Figure 1. Progressive Ratio Responding Following Morphine Self-Administration. The responses of male animals are shown on the left and those of female animals are shown on the right. See text for additional details.
A key goal of the lab is to determine epigenetic mechanisms by which experiences or exposures in one generation can be transmitted to future offspring. We have identified changes in seminiferous tubules and are actively examining spermatozoa as well as blastocysts. The following figure shows acetylated histone H3 protein within seminiferous tubules of F0 males (sires). During spermatogenesis, histones are generally replaced with protamines within spermatozoa, so the retention of acetylated histones may play a role in altering the course of development in the offspring.

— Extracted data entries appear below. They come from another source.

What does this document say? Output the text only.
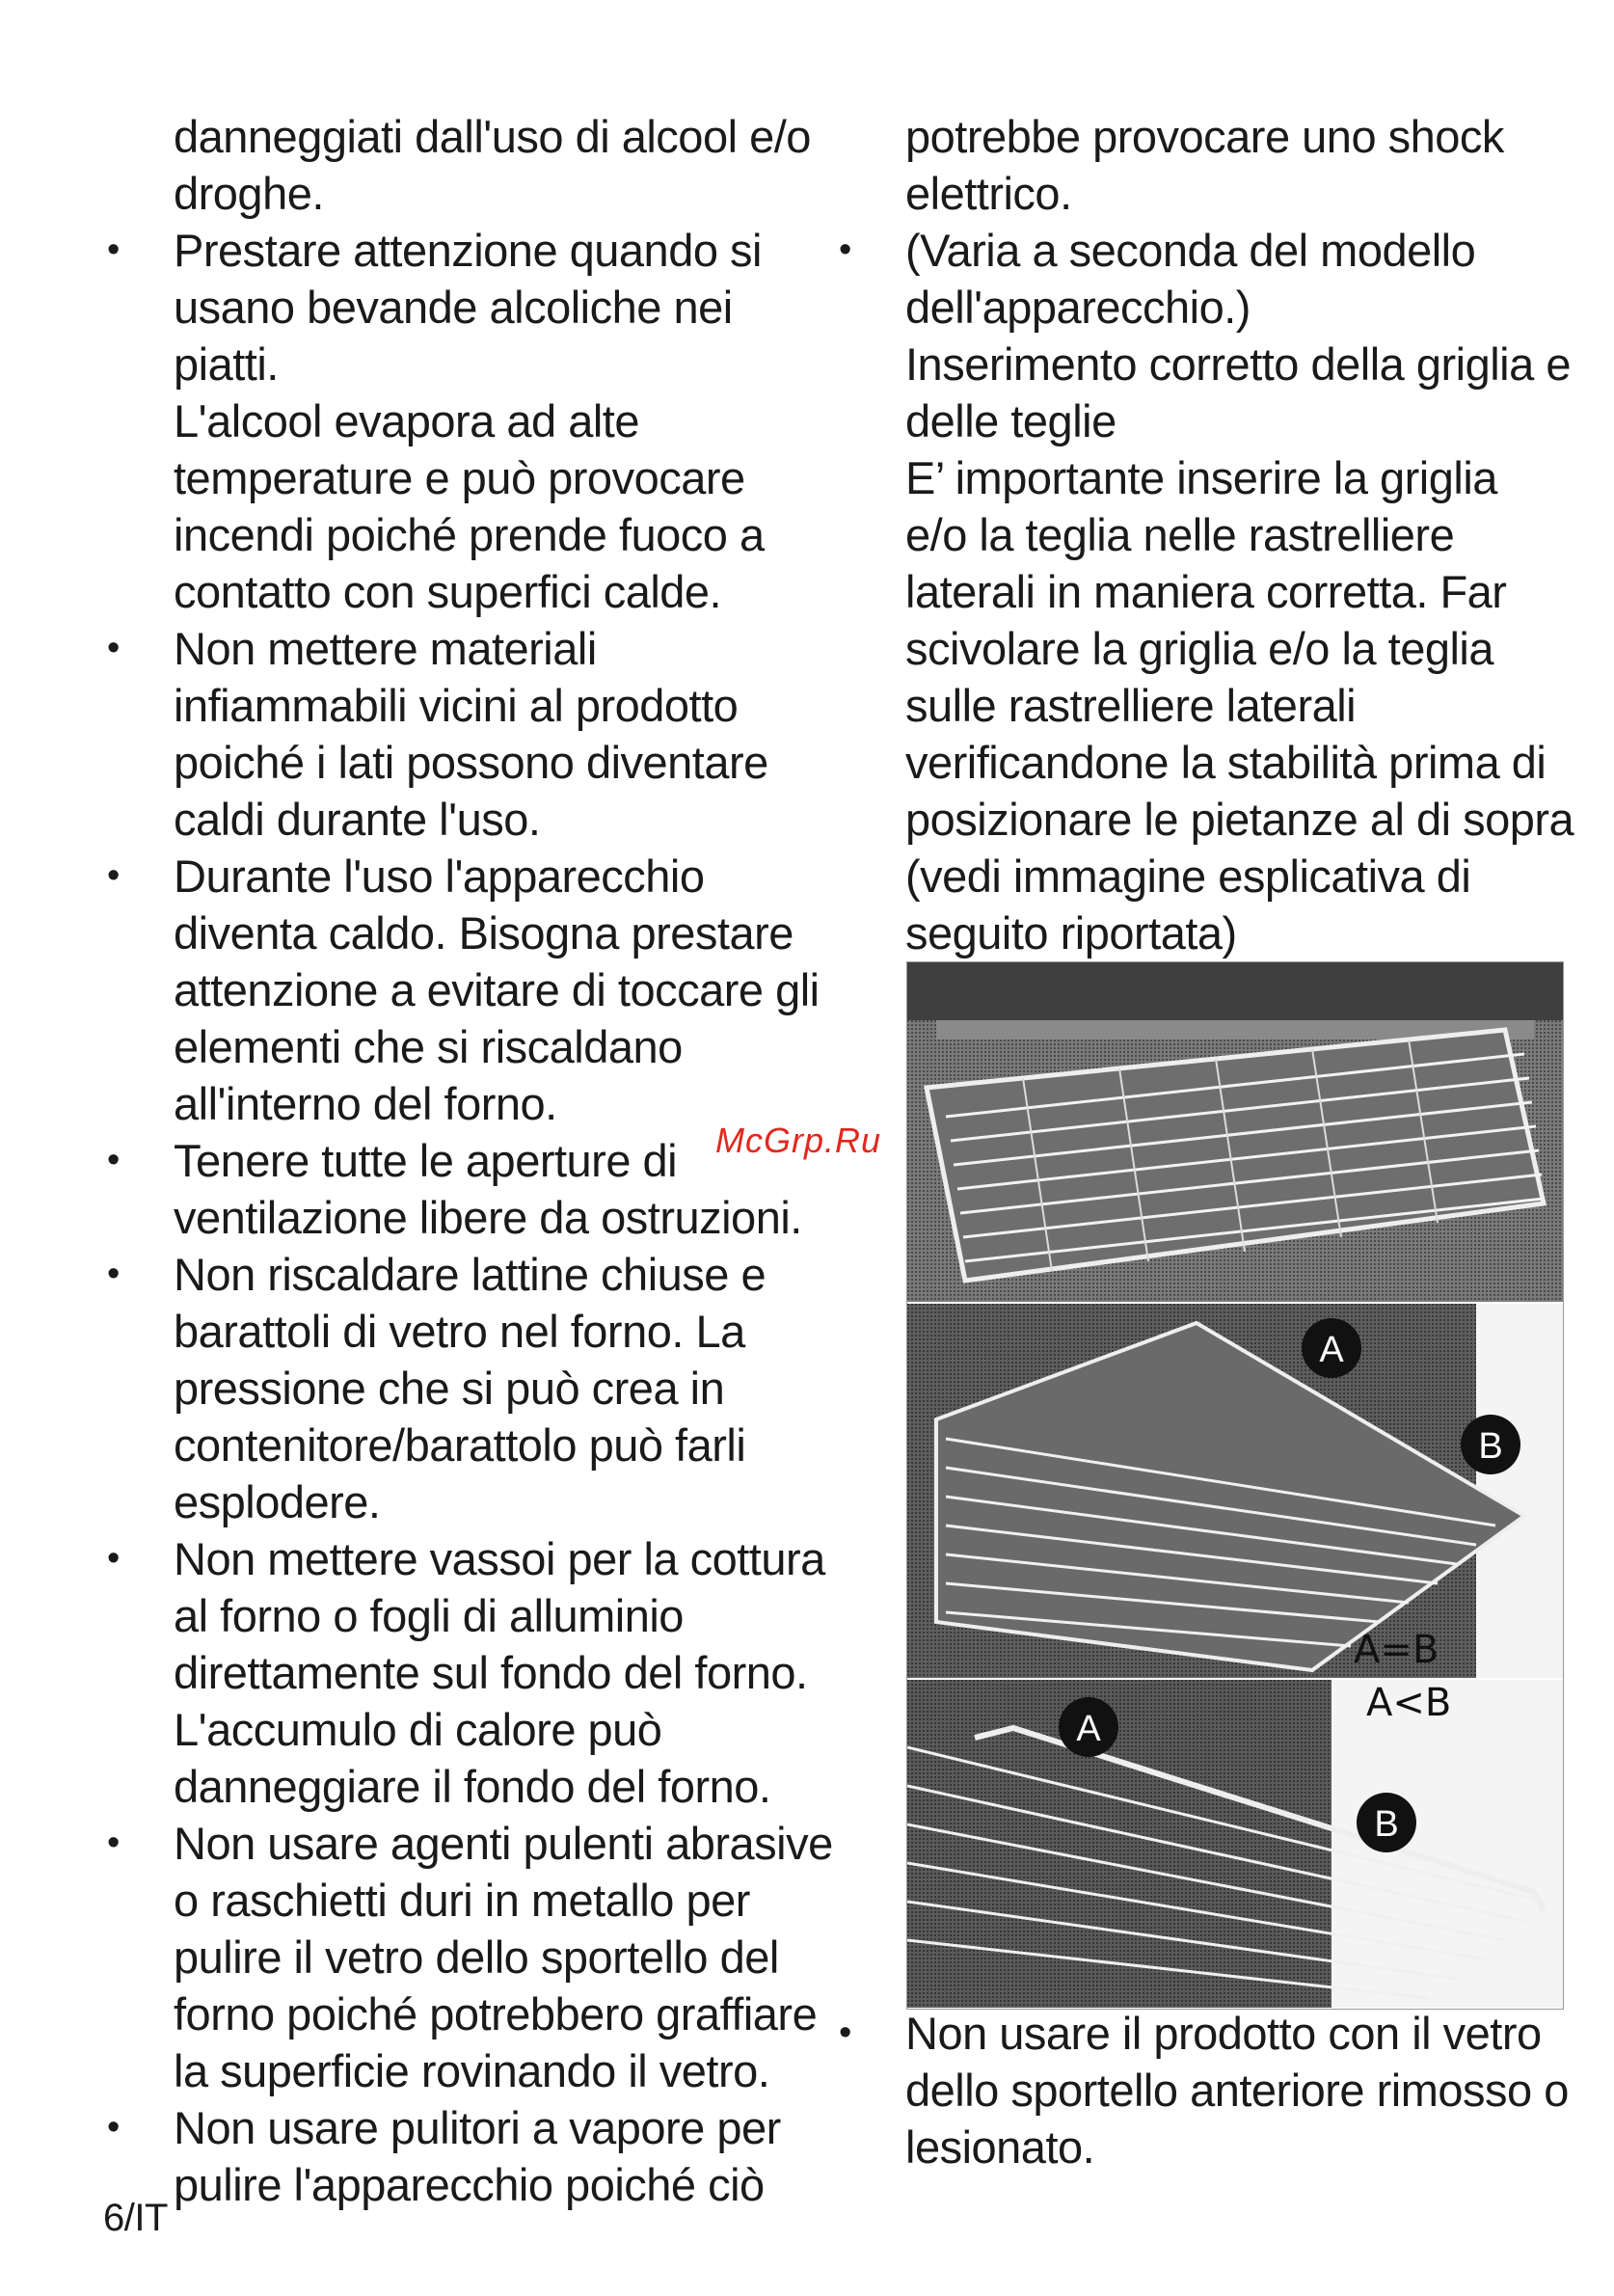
danneggiati dall'uso di alcool e/o
droghe.
•	Prestare attenzione quando si
usano bevande alcoliche nei piatti.
L'alcool evapora ad alte
temperature e può provocare
incendi poiché prende fuoco a
contatto con superfici calde.
•	Non mettere materiali
infiammabili vicini al prodotto
poiché i lati possono diventare
caldi durante l'uso.
•	Durante l'uso l'apparecchio
diventa caldo. Bisogna prestare
attenzione a evitare di toccare gli
elementi che si riscaldano
all'interno del forno.
•	Tenere tutte le aperture di
ventilazione libere da ostruzioni.
•	Non riscaldare lattine chiuse e
barattoli di vetro nel forno. La
pressione che si può crea in
contenitore/barattolo può farli
esplodere.
•	Non mettere vassoi per la cottura
al forno o fogli di alluminio
direttamente sul fondo del forno.
L'accumulo di calore può
danneggiare il fondo del forno.
•	Non usare agenti pulenti abrasive
o raschietti duri in metallo per
pulire il vetro dello sportello del
forno poiché potrebbero graffiare
la superficie rovinando il vetro.
•	Non usare pulitori a vapore per
pulire l'apparecchio poiché ciò
potrebbe provocare uno shock
elettrico.
•	(Varia a seconda del modello
dell'apparecchio.)
Inserimento corretto della griglia e
delle teglie
E’ importante inserire la griglia
e/o la teglia nelle rastrelliere
laterali in maniera corretta. Far
scivolare la griglia e/o la teglia
sulle rastrelliere laterali
verificandone la stabilità prima di
posizionare le pietanze al di sopra
(vedi immagine esplicativa di
seguito riportata)
•	Non usare il prodotto con il vetro
dello sportello anteriore rimosso o
lesionato.
A
B
A
B
A=B
A<B
McGrp.Ru
6/IT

Figure 2. Acetylated Histone H3 Expression in Seminiferous Tubules of F0 Males. Changes in histone H3 acetylation are evident in the sires.
In addition to understanding the impact that opioids may have on future generations, it is also critical to develop novel treatments in order to help individuals with substance use disorder remain abstinent. We utilize the preclinical model of intravenous self-administration and reinstatement using operant chambers. Previously, we demonstrated that deep brain stimulation (DBS) may be an effective therapeutic modality for the treatment of refractory substance use disorder. In an industry-academic collaboration, we are testing the capacity of a less-invasive strategy to decrease reinstatement of oxycodone seeking. Magnetic nanoparticles (MNPs) situated in deep brain nuclei, are stimulated with an external magnet to produce magnetic mechanical stimulation of adjacent neurons. Preliminary evidence suggests that this may be effective at decreasing levels of drug-seeking behavior.